Une idée folle sur Pluton vient d'être confirmée pour la première fois scientifiquement
Lorsque la sonde New Horizons a survolé Pluton et Charon en 2015, elle a révélé deux mondes étonnamment complexes et une atmosphère active sur Pluton. Ces instantanés ont redéfini notre compréhension du système. Aujourd'hui, de nouvelles observations réalisées en 2022 et 2023 grâce au télescope spatial James Webb (JWST) montrent que l'atmosphère de Pluton est complètement différente de toute autre dans le système solaire. Elle contient notamment des particules de brume qui montent et descendent en fonction des variations de température. L'atmosphère de Pluton est une brume complexe composée d'azote, de méthane et de monoxyde de carbone. Selon les données du JWST, ces particules contrôlent l'équilibre énergétique de l'atmosphère en se réchauffant et en se refroidissant. Ce phénomène est très inhabituel et n'a pas été observé sur d'autres corps du système solaire.
Ces observations ont été inspirées par une idée proposée en 2017 par l'astronome Xi Zhang (Université de Californie - Santa Cruz). "C'était une idée folle", a déclaré Zhang. Cependant, lui et ses co-auteurs étaient suffisamment confiants pour prédire que si une brume refroidissait Pluton, elle devrait émettre un fort rayonnement infrarouge moyen. Si c'était le cas, un télescope sensible à l'infrarouge devrait pouvoir "voir" ce phénomène. Motivée par cette prédiction, une équipe d'astronomes dirigée par Tanguy Bertrand de l'Observatoire de Paris a utilisé le JWST pour étudier le contrôle de la brume sur l'équilibre thermique de l'atmosphère de Pluton. "Nous étions très fiers, car cela a confirmé notre prédiction", a déclaré Zhang. "En sciences planétaires, il est rare qu'une hypothèse soit confirmée aussi rapidement, en seulement quelques années. Nous nous sentons donc assez chanceux et très excités."

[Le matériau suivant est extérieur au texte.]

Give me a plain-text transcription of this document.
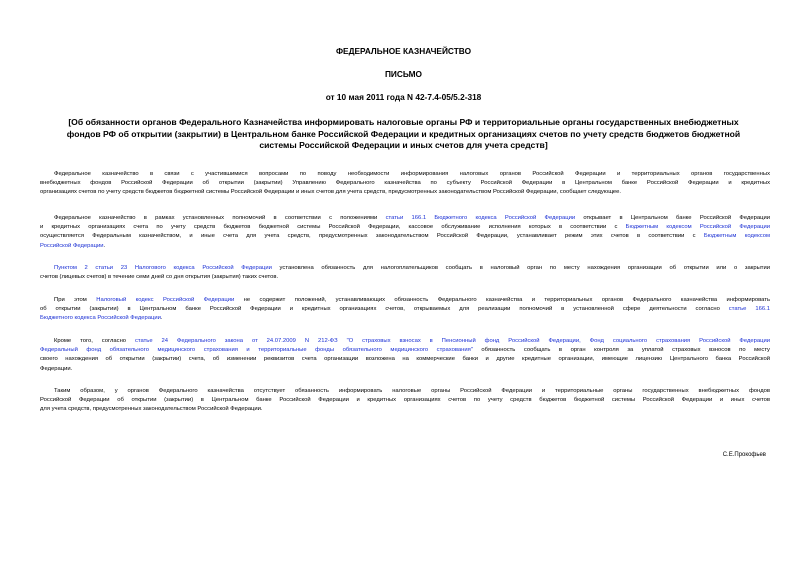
ФЕДЕРАЛЬНОЕ КАЗНАЧЕЙСТВО
ПИСЬМО
от 10 мая 2011 года N 42-7.4-05/5.2-318
[Об обязанности органов Федерального Казначейства информировать налоговые органы РФ и территориальные органы государственных внебюджетных
фондов РФ об открытии (закрытии) в Центральном банке Российской Федерации и кредитных организациях счетов по учету средств бюджетов бюджетной
системы Российской Федерации и иных счетов для учета средств]
Федеральное казначейство в связи с участившимися вопросами по поводу необходимости информирования налоговых органов Российской Федерации и территориальных органов государственных
внебюджетных фондов Российской Федерации об открытии (закрытии) Управлению Федерального казначейства по субъекту Российской Федерации в Центральном банке Российской Федерации и кредитных
организациях счетов по учету средств бюджетов бюджетной системы Российской Федерации и иных счетов для учета средств, предусмотренных законодательством Российской Федерации, сообщает следующее.
Федеральное казначейство в рамках установленных полномочий в соответствии с положениями статьи 166.1 Бюджетного кодекса Российской Федерации открывает в Центральном банке Российской Федерации
и кредитных организациях счета по учету средств бюджетов бюджетной системы Российской Федерации, кассовое обслуживание исполнения которых в соответствии с Бюджетным кодексом Российской Федерации
осуществляется Федеральным казначейством, и иные счета для учета средств, предусмотренных законодательством Российской Федерации, устанавливает режим этих счетов в соответствии с Бюджетным кодексом
Российской Федерации.
Пунктом 2 статьи 23 Налогового кодекса Российской Федерации установлена обязанность для налогоплательщиков сообщать в налоговый орган по месту нахождения организации об открытии или о закрытии
счетов (лицевых счетов) в течение семи дней со дня открытия (закрытия) таких счетов.
При этом Налоговый кодекс Российской Федерации не содержит положений, устанавливающих обязанность Федерального казначейства и территориальных органов Федерального казначейства информировать
об открытии (закрытии) в Центральном банке Российской Федерации и кредитных организациях счетов, открываемых для реализации полномочий в установленной сфере деятельности согласно статье 166.1
Бюджетного кодекса Российской Федерации.
Кроме того, согласно статье 24 Федерального закона от 24.07.2009 N 212-ФЗ "О страховых взносах в Пенсионный фонд Российской Федерации, Фонд социального страхования Российской Федерации
Федеральный фонд обязательного медицинского страхования и территориальные фонды обязательного медицинского страхования" обязанность сообщать в орган контроля за уплатой страховых взносов по месту
своего нахождения об открытии (закрытии) счета, об изменении реквизитов счета организации возложена на коммерческие банки и другие кредитные организации, имеющие лицензию Центрального банка Российской
Федерации.
Таким образом, у органов Федерального казначейства отсутствует обязанность информировать налоговые органы Российской Федерации и территориальные органы государственных внебюджетных фондов
Российской Федерации об открытии (закрытии) в Центральном банке Российской Федерации и кредитных организациях счетов по учету средств бюджетов бюджетной системы Российской Федерации и иных счетов
для учета средств, предусмотренных законодательством Российской Федерации.
С.Е.Прокофьев
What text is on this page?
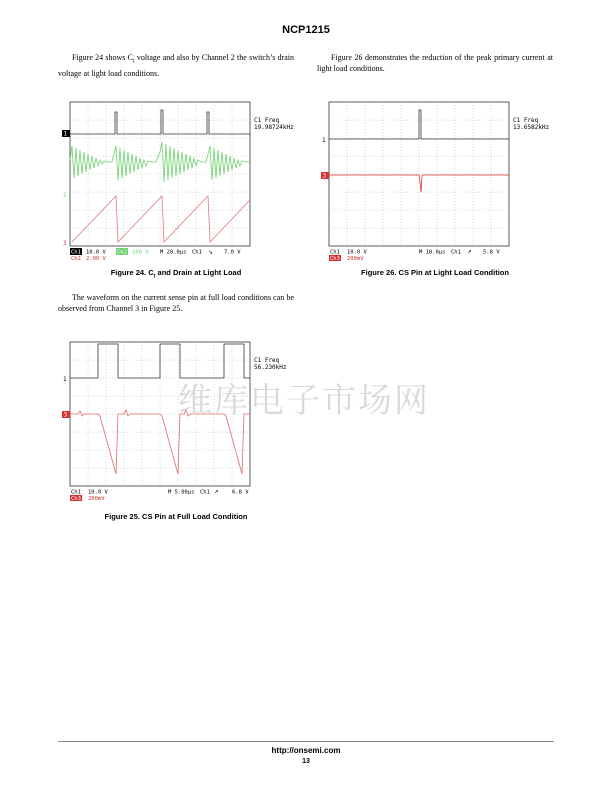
NCP1215

Figure 24 shows $C_t$ voltage and also by Channel 2 the switch’s drain voltage at light load conditions.

Figure 26 demonstrates the reduction of the peak primary current at light load conditions.

The waveform on the current sense pin at full load conditions can be observed from Channel 3 in Figure 25.

1
2
3
C1 Freq
19.98724kHz
Ch1 10.0 V Ch2 100 V M 20.0µs Ch1 ↘ 7.0 V
Ch2 2.00 V
Figure 24. $C_t$ and Drain at Light Load
1
3
C1 Freq
13.6582kHz
Ch1 10.0 V	M 10.0µs Ch1 ↗ 5.8 V
Ch3 200mV
Figure 26. CS Pin at Light Load Condition
1
3
C1 Freq
56.230kHz
Ch1 10.0 V	M 5.00µs Ch1 ↗ 6.8 V
Ch3 200mV
Figure 25. CS Pin at Full Load Condition
维库电子市场网
http://onsemi.com
13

L'atmosphère de Pluton est un mélange chimiquement riche d'azote, de méthane et de monoxyde de carbone. En revanche, Charon n'a pas d'atmosphère notable, bien qu'elle puisse connaître des dégazages saisonniers. La brume observée sur Pluton dans les images et les données du survol de New Horizons est une expérience active de photochimie de l'azote et du méthane. À cet égard, elle est similaire aux brumes que nous voyons sur Titan. Comprendre comment fonctionne cette expérience nécessitait des observations à plus long terme que celles que la sonde New Horizons pouvait réaliser. Les observations de Pluton et Charon par le JWST en 2022 ont concentré l'instrument MIRI sur les brumes et l'atmosphère de Pluton. Il a également effectué des mesures à 18, 21 et 25 microns sur les deux corps. Cependant, pour vraiment comprendre l'activité atmosphérique sur Pluton, les scientifiques voulaient obtenir des données uniquement sur l'atmosphère de Pluton. En 2023, MIRI a tourné son attention vers Pluton et a fourni des données atmosphériques et de brume dans la gamme de l'infrarouge moyen (4,9 - 27 microns). Cela a permis aux scientifiques d'obtenir une image plus complète des changements et de l'activité atmosphériques sur Pluton.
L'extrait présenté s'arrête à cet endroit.